Trouet offers the reader glimpses into what tree ring scientists do on a typical foray to gather data from trees, starting with the information that no gathering of samples is ever typical.  Some of her field studies send her to mountain peaks in Greece to sample 1000-year-old trees with heavy boring equipment that must be packed up the mountain as well as back down along with the core samples gathered or even sliced portions called “cookies” when a tree is felled.  She also takes us along to a remote area in Russia where the “road” is lined on either side with thick forest and pocked with three and four feet deep mud holes. Her fellow scientists on that field study are all men who work round the clock hours in 95 degree heat, stopping only to eat every six hours or so.  And then, she shares her much easier solo adventures coring trees for fire wounds in the Sierra Nevada range while staying in U.S. Forest Service digs. 

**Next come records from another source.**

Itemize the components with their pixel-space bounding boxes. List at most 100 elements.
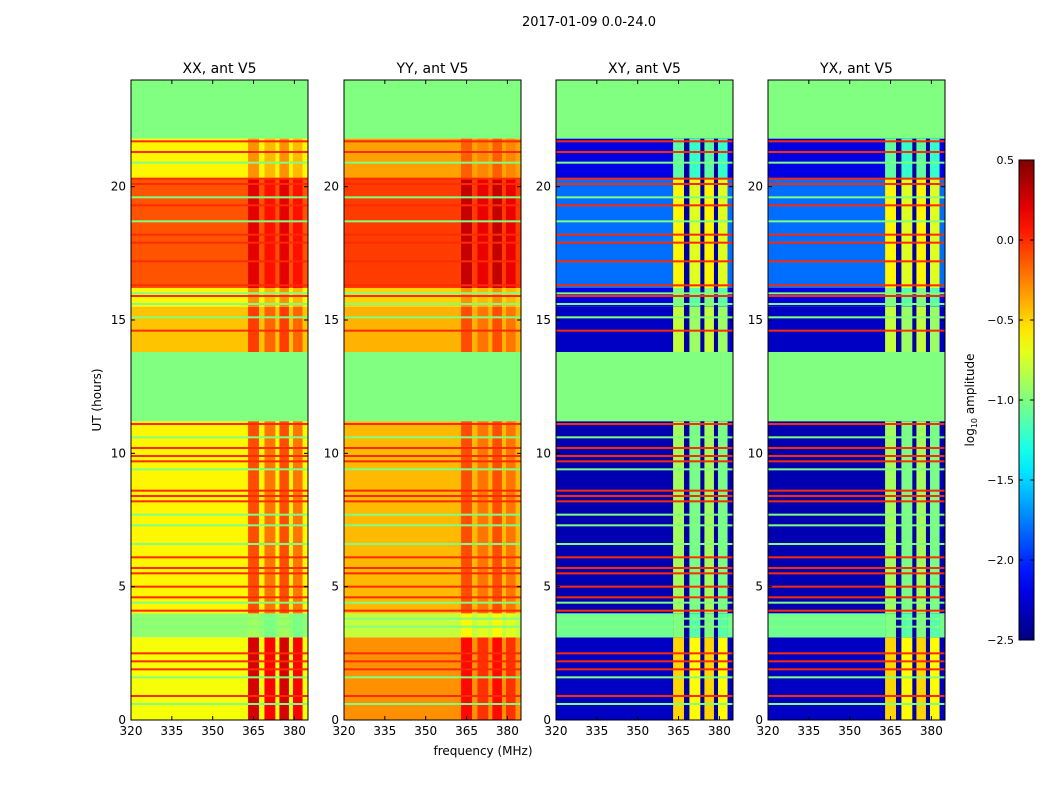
flag-line	[131, 524, 308, 527]
rfi-cell	[248, 178, 259, 288]
y-tick-label: 5	[331, 580, 339, 594]
x-axis-label: frequency (MHz)	[433, 744, 532, 758]
rfi-cell	[492, 306, 502, 352]
rfi-line	[556, 204, 733, 207]
rfi-line	[556, 260, 733, 263]
flag-line	[344, 617, 521, 620]
rfi-line	[344, 695, 521, 697]
rfi-line	[131, 489, 308, 492]
flag-line	[131, 513, 308, 516]
rfi-line	[556, 295, 733, 297]
rfi-line	[556, 177, 733, 180]
flag-line	[344, 220, 521, 223]
rfi-line	[344, 455, 521, 457]
rfi-line	[556, 556, 733, 559]
rfi-line	[768, 556, 945, 559]
rfi-cell	[293, 306, 303, 352]
rfi-line	[768, 500, 945, 503]
flag-line	[344, 524, 521, 527]
y-tick-label: 20	[111, 180, 126, 194]
rfi-cell	[279, 288, 289, 307]
rfi-cell	[930, 637, 940, 720]
rfi-line	[344, 660, 521, 663]
rfi-line	[131, 284, 308, 287]
flag-line	[131, 617, 308, 620]
rfi-line	[344, 233, 521, 236]
rfi-line	[556, 660, 733, 663]
rfi-line	[556, 423, 733, 425]
rfi-cell	[279, 637, 289, 720]
rfi-cell	[506, 288, 516, 307]
flag-line	[131, 676, 308, 679]
rfi-cell	[901, 138, 913, 179]
flagged-band	[768, 80, 945, 139]
flag-line	[768, 625, 945, 628]
rfi-cell	[704, 178, 714, 288]
rfi-line	[768, 660, 945, 663]
flag-line	[556, 524, 733, 527]
rfi-cell	[673, 288, 684, 307]
flag-line	[344, 625, 521, 628]
rfi-line	[768, 329, 945, 332]
colorbar-tick-label: 0.0	[997, 234, 1015, 247]
flag-line	[556, 161, 733, 164]
heatmap-band	[344, 613, 521, 638]
rfi-cell	[279, 138, 289, 179]
rfi-cell	[477, 288, 489, 307]
rfi-line	[131, 177, 308, 180]
rfi-line	[131, 447, 308, 449]
x-tick-label: 320	[120, 724, 143, 738]
flag-line	[556, 303, 733, 305]
rfi-line	[344, 295, 521, 297]
rfi-cell	[718, 138, 728, 179]
rfi-cell	[673, 178, 684, 288]
flag-line	[556, 436, 733, 439]
rfi-line	[344, 284, 521, 287]
flag-line	[556, 316, 733, 319]
rfi-line	[556, 500, 733, 503]
rfi-line	[131, 260, 308, 263]
rfi-cell	[293, 637, 303, 720]
rfi-cell	[477, 138, 489, 179]
rfi-cell	[506, 613, 516, 638]
rfi-line	[131, 183, 308, 185]
rfi-line	[768, 260, 945, 263]
rfi-line	[768, 460, 945, 463]
heatmap-band	[131, 637, 308, 720]
rfi-cell	[916, 421, 926, 614]
flag-line	[344, 316, 521, 319]
x-tick-label: 365	[242, 724, 265, 738]
rfi-line	[344, 585, 521, 588]
axes-frame	[130, 79, 309, 721]
rfi-cell	[673, 421, 684, 614]
flag-line	[556, 625, 733, 628]
rfi-cell	[461, 613, 472, 638]
flag-line	[344, 676, 521, 679]
rfi-line	[131, 295, 308, 297]
rfi-cell	[673, 637, 684, 720]
heatmap-band	[131, 138, 308, 179]
panel-yy: YY, ant V5 320 335 350 365 380 0 5 10 15 20	[324, 61, 522, 738]
flag-line	[131, 196, 308, 199]
rfi-cell	[279, 306, 289, 352]
y-tick-label: 15	[324, 313, 339, 327]
rfi-line	[768, 455, 945, 457]
flagged-band	[131, 352, 308, 422]
heatmap-band	[344, 138, 521, 179]
y-tick-label: 5	[118, 580, 126, 594]
rfi-cell	[689, 306, 701, 352]
rfi-line	[131, 660, 308, 663]
rfi-cell	[477, 613, 489, 638]
rfi-cell	[718, 421, 728, 614]
heatmap-band	[344, 421, 521, 614]
rfi-line	[768, 668, 945, 671]
rfi-line	[344, 489, 521, 492]
rfi-line	[131, 204, 308, 207]
y-tick-label: 15	[111, 313, 126, 327]
rfi-cell	[248, 288, 259, 307]
rfi-cell	[930, 613, 940, 638]
flag-line	[344, 703, 521, 705]
colorbar-tick-label: −0.5	[987, 314, 1014, 327]
rfi-cell	[248, 306, 259, 352]
flag-line	[131, 436, 308, 439]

Perhaps I was most affected by the sections where the author links the fall or disappearance of past civilizations when those cultures meet the perfect storm of climate change, pandemic, and economic disruption.  It all started to sound a little too familiar.  At some point Rome got too comfortable with its “necessary” leisure activities, ignoring the farmers and their plight.  Large groups of people began to migrate across the continent to escape drought, famine and war.  And then, there was an outbreak of malaria.  Similar circumstances plagued the fall of many cultures in our history.  Valerie Trouet and tree science offer evidence that some cultures find ways to pivot and live with the changes.  When the Norse had to back off their settlements in Greenland because of a new ice age, the Inuit perfected their walrus-hunting and thrived near the site of those abandoned outposts.  In a time  where humanity has an increased environmental impact, there is always the chance to make a crucial turn.